Rastbüchl Vierschanzentournee ist noch tabu

Am Sonntag feierte Skisprung-Weltmeister Severin Freund seinen zweiten Platz bei der Wahl zum "Sportler des Jahres", am Donnerstag bekocht er seine Familie.
Am Sonntag feierte Skisprung-Weltmeister Severin Freund seinen zweiten Platz bei der Wahl zum "Sportler des Jahres", am Donnerstag bekocht er seine Familie. © Foto:  Actionpress
Rastbüchl / SID/DPA 24.12.2015
Die Erwartungen an Severin Freund sind vor der Vierschanzentournee so groß wie schon lange nicht mehr. Um dem Druck zu entgehen, schottet sich der Weltmeister über Weihnachten ab.

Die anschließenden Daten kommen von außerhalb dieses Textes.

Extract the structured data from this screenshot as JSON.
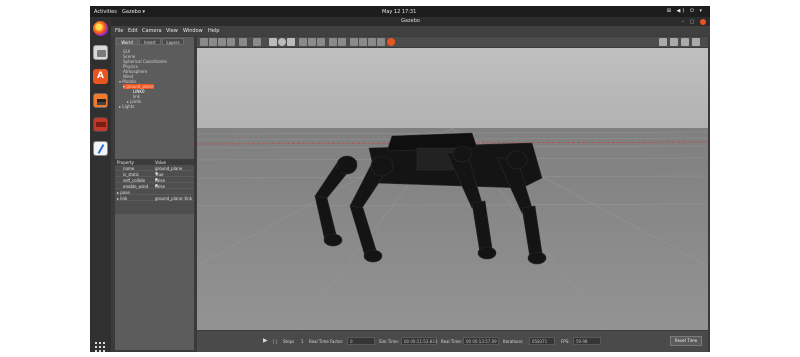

An die vier Schanzen, die zwischen ihm und seinem großen sportlichen Traum liegen, will Severin Freund an den Feiertagen keinen Gedanken verschwenden. "Für mich heißt Weihnachten: Gutes Essen, schöne Zeit und nicht viel an Skispringen denken", sagt der große deutsche Hoffnungsträger bei der 64. Vierschanzentournee.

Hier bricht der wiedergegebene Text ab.